Beaverton International Celebration
Music, crafts, traditional dress, food and more! The Beaverton International Celebration is a free family-friendly event showcasing many cultures through music, dance, interactive activities, food, art and more. Go to beavertonoregon.gov to learn more.
Cherry Blossom Bazaar
Something for every age, taste, and budget! Choose from an eclectic array of Japanese collectibles, objects, and furniture. Items from 25¢. All proceeds benefit Oregon Nikkei Endowment.
Coming Home Programs:
When Heroes Weren't Welcome Home
When a group of World War II war heroes returned to their hometown, storeowners refused to serve them. Community leaders had removed their names from a local war memorial and proposed a Constitutional amendment to deny them of their citizenship. The racist hometown homecoming of these Japanese American veterans gained national notoriety. Linda Tamura's talk, based on her book Nisei Soldiers Break Their Silence, highlights events of the past and present. Tamura is a professor of education at Willamette University and is the author of The Hood River Issei: An Oral History of Japanese Settlers in Oregon's Hood River Valley.

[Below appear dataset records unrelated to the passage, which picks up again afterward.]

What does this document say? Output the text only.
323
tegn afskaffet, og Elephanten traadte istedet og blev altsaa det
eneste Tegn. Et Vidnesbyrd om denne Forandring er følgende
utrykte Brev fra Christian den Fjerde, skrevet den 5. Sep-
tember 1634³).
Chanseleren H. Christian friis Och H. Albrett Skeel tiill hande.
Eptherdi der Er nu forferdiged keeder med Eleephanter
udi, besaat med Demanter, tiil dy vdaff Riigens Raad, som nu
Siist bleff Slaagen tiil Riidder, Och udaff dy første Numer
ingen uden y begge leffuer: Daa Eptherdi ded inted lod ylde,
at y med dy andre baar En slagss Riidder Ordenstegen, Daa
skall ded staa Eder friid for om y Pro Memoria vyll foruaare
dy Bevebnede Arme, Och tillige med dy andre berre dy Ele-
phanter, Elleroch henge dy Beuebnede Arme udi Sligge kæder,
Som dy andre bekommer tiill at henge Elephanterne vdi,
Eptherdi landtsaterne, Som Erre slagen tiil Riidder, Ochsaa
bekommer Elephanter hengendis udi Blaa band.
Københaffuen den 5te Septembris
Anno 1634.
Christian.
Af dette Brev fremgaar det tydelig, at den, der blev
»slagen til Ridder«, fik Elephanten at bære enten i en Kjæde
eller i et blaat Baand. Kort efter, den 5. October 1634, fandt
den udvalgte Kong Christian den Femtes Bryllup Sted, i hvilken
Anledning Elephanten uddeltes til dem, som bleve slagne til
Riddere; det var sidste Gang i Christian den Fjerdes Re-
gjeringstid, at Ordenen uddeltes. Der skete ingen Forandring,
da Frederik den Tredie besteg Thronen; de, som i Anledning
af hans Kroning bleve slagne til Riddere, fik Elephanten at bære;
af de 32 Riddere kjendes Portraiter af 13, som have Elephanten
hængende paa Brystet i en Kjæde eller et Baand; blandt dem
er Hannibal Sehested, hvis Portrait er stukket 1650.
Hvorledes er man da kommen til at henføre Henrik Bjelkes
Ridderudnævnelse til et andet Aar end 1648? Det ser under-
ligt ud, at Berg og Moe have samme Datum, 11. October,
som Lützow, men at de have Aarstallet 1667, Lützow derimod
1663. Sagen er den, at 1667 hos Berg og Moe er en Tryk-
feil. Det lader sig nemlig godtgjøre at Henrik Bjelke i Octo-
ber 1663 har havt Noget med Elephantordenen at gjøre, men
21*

From Fact to Fiction: Rare Accounts of the Japanese American WWII Experience
Join New York Times bestselling author Kristina McMorris for a unique presentation on various aspects of the Nisei WWII experience. Her discussion will feature revelations made from her in-depth research and shocking historical accounts that inspired her critically acclaimed novel Bridge of Scarlet Leaves. Other topics will include cultural and historical education through storytelling, weaving true and personal accounts into fiction, and the wartime courtship letters that first inspired her literary career.
Saturday, February 23, 2013, 2:00 p.m.
In this presentation, University of San Francisco professor Brian Komei Dempster will speak to the critical importance of storytelling for Japanese Americans and the power of writing to document, empower, and heal. A Sansei (third-generation Japanese American), Dempster will share his experiences of designing community-based writing workshops for and collaboratively working with a group of mostly Nisei Japanese Americans who were imprisoned during World War II in America's concentration camps. Dempster will show how the two anthologies that emerged are vital tools towards realization of the project's primary goal: to get other Japanese Americans to tell their own stories.
What Happened to Portland's Japantown? Place, Community and Identity in the Stories of Coming Home
Tuesday, February 5, 2013, 5:00 p.m.
Local scholar and public historian Jacqueline Peterson Loomis, the Curator of Coming Home: Voices of Return and Resettlement, 1945-1965 and Nisei narrators, will provide an overview and discussion of the process by which the exhibit's content, primary themes, and design elements were identified and developed. The process involved an extended dialogue and collaboration with community advisors, nine Nisei narrators, and with a team of local artists and media professionals. The narrators' stories and accompanying photographs and objects frame a larger historical narrative and conversation about immigration, ethnic and national identities, race and racism in America, and loss and recovery.